I’m happy to announce that one of my photos are in the 15th annual Maryland Federation of Art’s American Landscapes exhibition! This is the 5th American Landscapes I’m been privileged to participate in.
My accepted photo is a digital infared image titled Crooked Tree At Ferry Point:
The 2015 exhibition features 79 pieces from 78 artists from 30 states. This year's exhibition was jurored by John Morrell, Associate Professor of Painting and Chair of the Department of Art and Art History at Georgetown University.
The exhibit is at the MFA Circle Gallery, 18 State Circle, Annapolis Maryland from August 14 - September 13, 2015. More information about htis and other MFA exhbits acan be found at mdfedart.com.
Taking a break from the stacked macro images... for the last several days I've been shooting medium format film with the trusty Pentax 6x7. Here's a scene from a woods in southwest Michigan... When I arrived in the woods the mosquito's were so thick that a swarm of them seized me and carried me deep into the forest, finally dropping me at this point. So - "Mosquito Landing."
It is summertime and the cicadas are singing... These are insects often heard but less often seen, since they emerge from the ground and fly up into the nearest tree or other roost as soon as possible. This unfortunate individual did not successfully complete metamorphosis - one wind remained ill formed and the whole exuvia of its former shape was stuck to it. I found it thrashing helpless on the ground, so I snatched it up before the birds (or more likely my cat) got to it:
Cicada, Tibicen linnei
I would tentatively identify it as a male Tibicen linnei - the fact that there are only 10 species of cicada in Michigan helps make the id a little more easy.

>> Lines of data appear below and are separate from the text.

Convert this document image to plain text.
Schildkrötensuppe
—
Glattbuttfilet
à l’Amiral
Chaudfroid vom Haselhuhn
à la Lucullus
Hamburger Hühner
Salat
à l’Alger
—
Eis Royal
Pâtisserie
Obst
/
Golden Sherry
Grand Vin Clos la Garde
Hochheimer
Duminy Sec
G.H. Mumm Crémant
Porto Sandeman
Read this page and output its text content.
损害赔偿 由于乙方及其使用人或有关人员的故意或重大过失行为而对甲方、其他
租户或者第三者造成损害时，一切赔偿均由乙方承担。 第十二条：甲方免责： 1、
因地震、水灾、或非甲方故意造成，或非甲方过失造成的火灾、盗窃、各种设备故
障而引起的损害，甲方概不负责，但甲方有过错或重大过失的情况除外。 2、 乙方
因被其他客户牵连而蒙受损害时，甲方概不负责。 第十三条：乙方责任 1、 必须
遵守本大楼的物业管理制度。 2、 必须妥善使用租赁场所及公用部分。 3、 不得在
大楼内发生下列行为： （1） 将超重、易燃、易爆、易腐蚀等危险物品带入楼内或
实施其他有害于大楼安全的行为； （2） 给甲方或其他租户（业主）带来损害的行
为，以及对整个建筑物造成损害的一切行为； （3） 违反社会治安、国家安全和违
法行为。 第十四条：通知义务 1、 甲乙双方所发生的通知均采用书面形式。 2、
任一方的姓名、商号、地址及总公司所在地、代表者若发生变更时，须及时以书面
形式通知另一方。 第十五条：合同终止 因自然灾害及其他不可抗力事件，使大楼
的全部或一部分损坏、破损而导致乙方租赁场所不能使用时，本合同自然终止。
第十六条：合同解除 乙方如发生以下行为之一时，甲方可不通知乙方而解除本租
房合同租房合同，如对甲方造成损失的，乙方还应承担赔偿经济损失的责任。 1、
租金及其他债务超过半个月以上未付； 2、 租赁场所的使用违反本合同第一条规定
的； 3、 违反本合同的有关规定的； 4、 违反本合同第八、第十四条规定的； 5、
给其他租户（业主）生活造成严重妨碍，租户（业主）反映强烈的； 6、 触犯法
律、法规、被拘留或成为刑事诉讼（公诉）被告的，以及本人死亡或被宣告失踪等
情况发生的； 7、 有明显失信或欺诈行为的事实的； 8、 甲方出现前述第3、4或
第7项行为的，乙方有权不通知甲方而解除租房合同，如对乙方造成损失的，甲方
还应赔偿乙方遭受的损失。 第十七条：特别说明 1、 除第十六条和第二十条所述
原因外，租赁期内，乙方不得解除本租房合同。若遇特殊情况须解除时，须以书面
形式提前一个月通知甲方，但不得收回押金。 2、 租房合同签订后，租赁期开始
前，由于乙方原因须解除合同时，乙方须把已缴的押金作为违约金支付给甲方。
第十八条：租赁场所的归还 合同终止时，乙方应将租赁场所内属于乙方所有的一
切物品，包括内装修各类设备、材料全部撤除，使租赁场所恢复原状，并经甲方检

This image is only 1.4x lifesized. It was made with a Pentax K3, DFA 100mm macro lens and extension tube. This is 232 images compiled in 2 separate stacks and then blended together.
Unlike so many of my recent photos here's one made outdoors with a single exposure:
The first of the summer Meadowhawks are finally starting to appear - this summer's cool and rainy weather seems to have delayed their arrival. Very few of the dragonflies that I've seen so far have taken on the coloration of mature males - often bright red. This individual is probably of the genus Sympetrum, colloquially known as Meadowhawks. This would either be a female or immature individual. While a few Meadowhawk species have markings distinctive enough to allow identification from photos, most do not. Identification really depends on capturing the individual and examining it to determine the species (which assumes you know what to look for when examining it!) I've made tentative identifications of these in the past, but for this and most future subjects like it, I'm content to simply call it a Meadowhawk and leave it at that.
I found this small bumble bee drowned in my cat's outdoor water dish. Don't know the species, but it was a fairly small bumble bee - about the length of a typical European Honey Bee but much stouter. A close up of its head (click on the image for a larger file):
Pentax K3 with reverse mounted SMC K 24mm f3.5, no additional extension (about 2.5x life sized.) Two separate stacks combined, 111 exposures total.